Cervical Cancer Detection Using Multi-Branch Deep Learning Model
Tatsuhiro Baba, Abu Saleh Musa Miah, Jungpil Shin, Md. Al Mehedi Hasan
TL;DR
The paper tackles automated cervical cancer detection from Pap smear images by introducing a CNN-MHSA hybrid architecture that combines a Grain Module with a MHSA-based stream and a CNN module, followed by an IRFFN-like classification head. The approach leverages both local texture via CNNs and global context via MHSA, enhanced by a lightweight attention design and patch-based processing. On the SIPaKMeD dataset, the model achieves $98.522\%$ accuracy, outperforming several state-of-the-art baselines and demonstrating strong potential for broader medical image recognition tasks. The work highlights a scalable pathway toward fast, accurate, and automated cervical cancer screening with implications for clinical deployment and future research in multimodal medical image analysis.
Abstract
Cervical cancer is a crucial global health concern for women, and the persistent infection of High-risk HPV mainly triggers this remains a global health challenge, with young women diagnosis rates soaring from 10\% to 40\% over three decades. While Pap smear screening is a prevalent diagnostic method, visual image analysis can be lengthy and often leads to mistakes. Early detection of the disease can contribute significantly to improving patient outcomes.

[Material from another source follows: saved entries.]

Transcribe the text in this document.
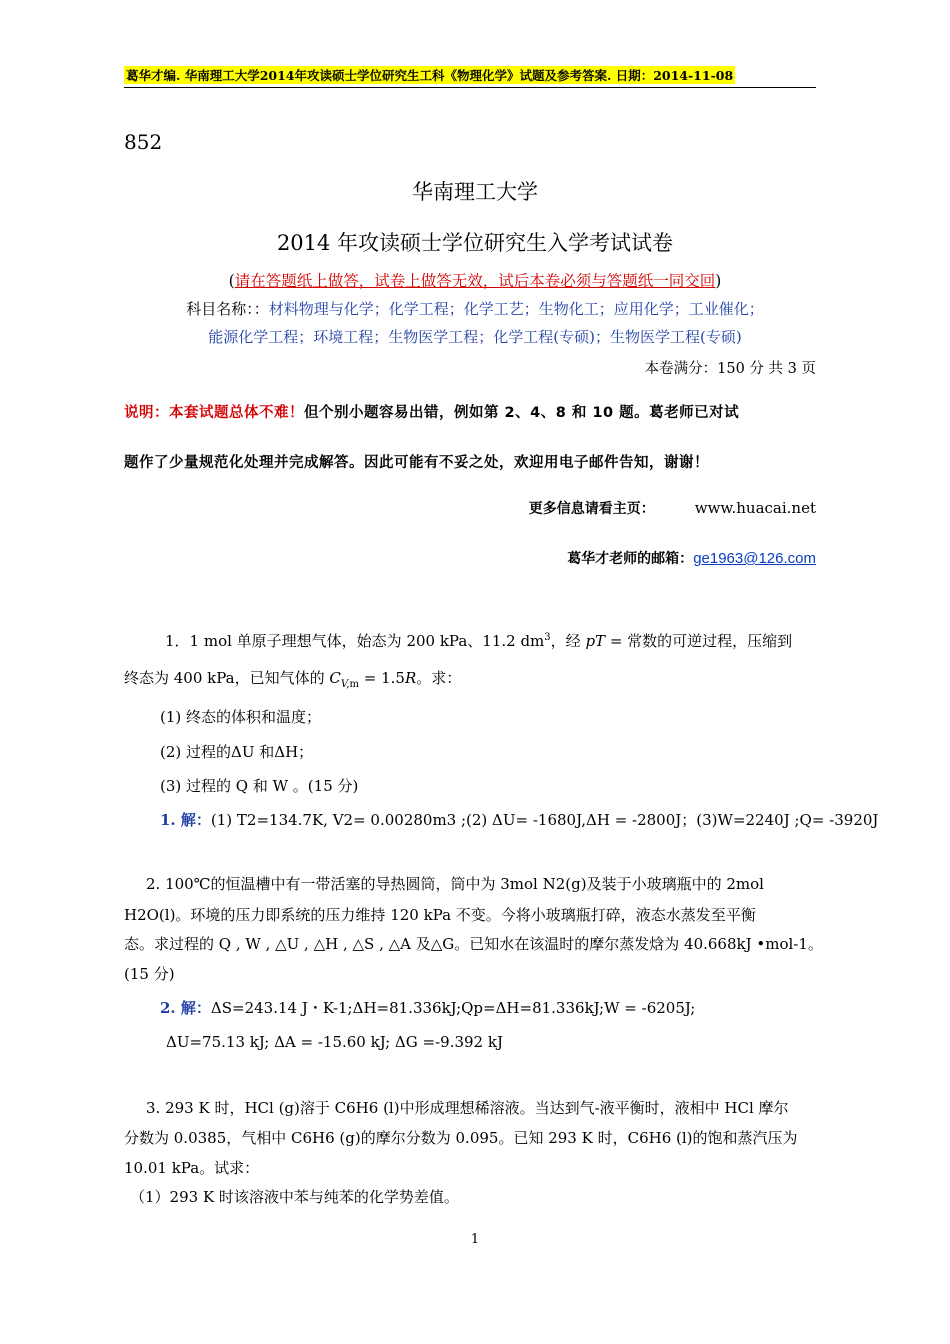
葛华才编. 华南理工大学2014年攻读硕士学位研究生工科《物理化学》试题及参考答案. 日期：2014-11-08
852
华南理工大学
2014 年攻读硕士学位研究生入学考试试卷
(请在答题纸上做答，试卷上做答无效，试后本卷必须与答题纸一同交回)
科目名称：：材料物理与化学；化学工程；化学工艺；生物化工；应用化学；工业催化；
能源化学工程；环境工程；生物医学工程；化学工程(专硕)；生物医学工程(专硕)
本卷满分：150 分 共 3 页
说明：本套试题总体不难！但个别小题容易出错，例如第 2、4、8 和 10 题。葛老师已对试
题作了少量规范化处理并完成解答。因此可能有不妥之处，欢迎用电子邮件告知，谢谢！
更多信息请看主页：	www.huacai.net
葛华才老师的邮箱：ge1963@126.com
1．1 mol 单原子理想气体，始态为 200 kPa、11.2 $dm^3$，经 pT = 常数的可逆过程，压缩到
终态为 400 kPa，已知气体的 $C_{V,m} = 1.5R$。求：
(1) 终态的体积和温度；
(2) 过程的ΔU 和ΔH；
(3) 过程的 Q 和 W 。(15 分)
1. 解：(1) T2=134.7K, V2= 0.00280m3 ;(2) ΔU= -1680J,ΔH = -2800J；(3)W=2240J ;Q= -3920J
2. 100℃的恒温槽中有一带活塞的导热圆筒，筒中为 3mol N2(g)及装于小玻璃瓶中的 2mol
H2O(l)。环境的压力即系统的压力维持 120 kPa 不变。今将小玻璃瓶打碎，液态水蒸发至平衡
态。求过程的 Q , W , △U , △H , △S , △A 及△G。已知水在该温时的摩尔蒸发焓为 40.668kJ •mol-1。
(15 分)
2. 解：ΔS=243.14 J・K-1;ΔH=81.336kJ;Qp=ΔH=81.336kJ;W = -6205J;
ΔU=75.13 kJ; ΔA = -15.60 kJ; ΔG =-9.392 kJ
3. 293 K 时，HCl (g)溶于 C6H6 (l)中形成理想稀溶液。当达到气-液平衡时，液相中 HCl 摩尔
分数为 0.0385，气相中 C6H6 (g)的摩尔分数为 0.095。已知 293 K 时，C6H6 (l)的饱和蒸汽压为
10.01 kPa。试求：
（1）293 K 时该溶液中苯与纯苯的化学势差值。
1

In recent decades, many researchers have employed machine learning techniques that achieved promise in cervical cancer detection processes based on medical images. In recent years, many researchers have employed various deep-learning techniques to achieve high-performance accuracy in detecting cervical cancer but are still facing various challenges. This research proposes an innovative and novel approach to automate cervical cancer image classification using Multi-Head Self-Attention (MHSA) and convolutional neural networks (CNNs). The proposed method leverages the strengths of both MHSA mechanisms and CNN to effectively capture both local and global features within cervical images in two streams. MHSA facilitates the model's ability to focus on relevant regions of interest, while CNN extracts hierarchical features that contribute to accurate classification. Finally, we combined the two stream features and fed them into the classification module to refine the feature and the classification. To evaluate the performance of the proposed approach, we used the SIPaKMeD dataset, which classifies cervical cells into five categories. Our model achieved a remarkable accuracy of 98.522\%. This performance has high recognition accuracy of medical image classification and holds promise for its applicability in other medical image recognition tasks.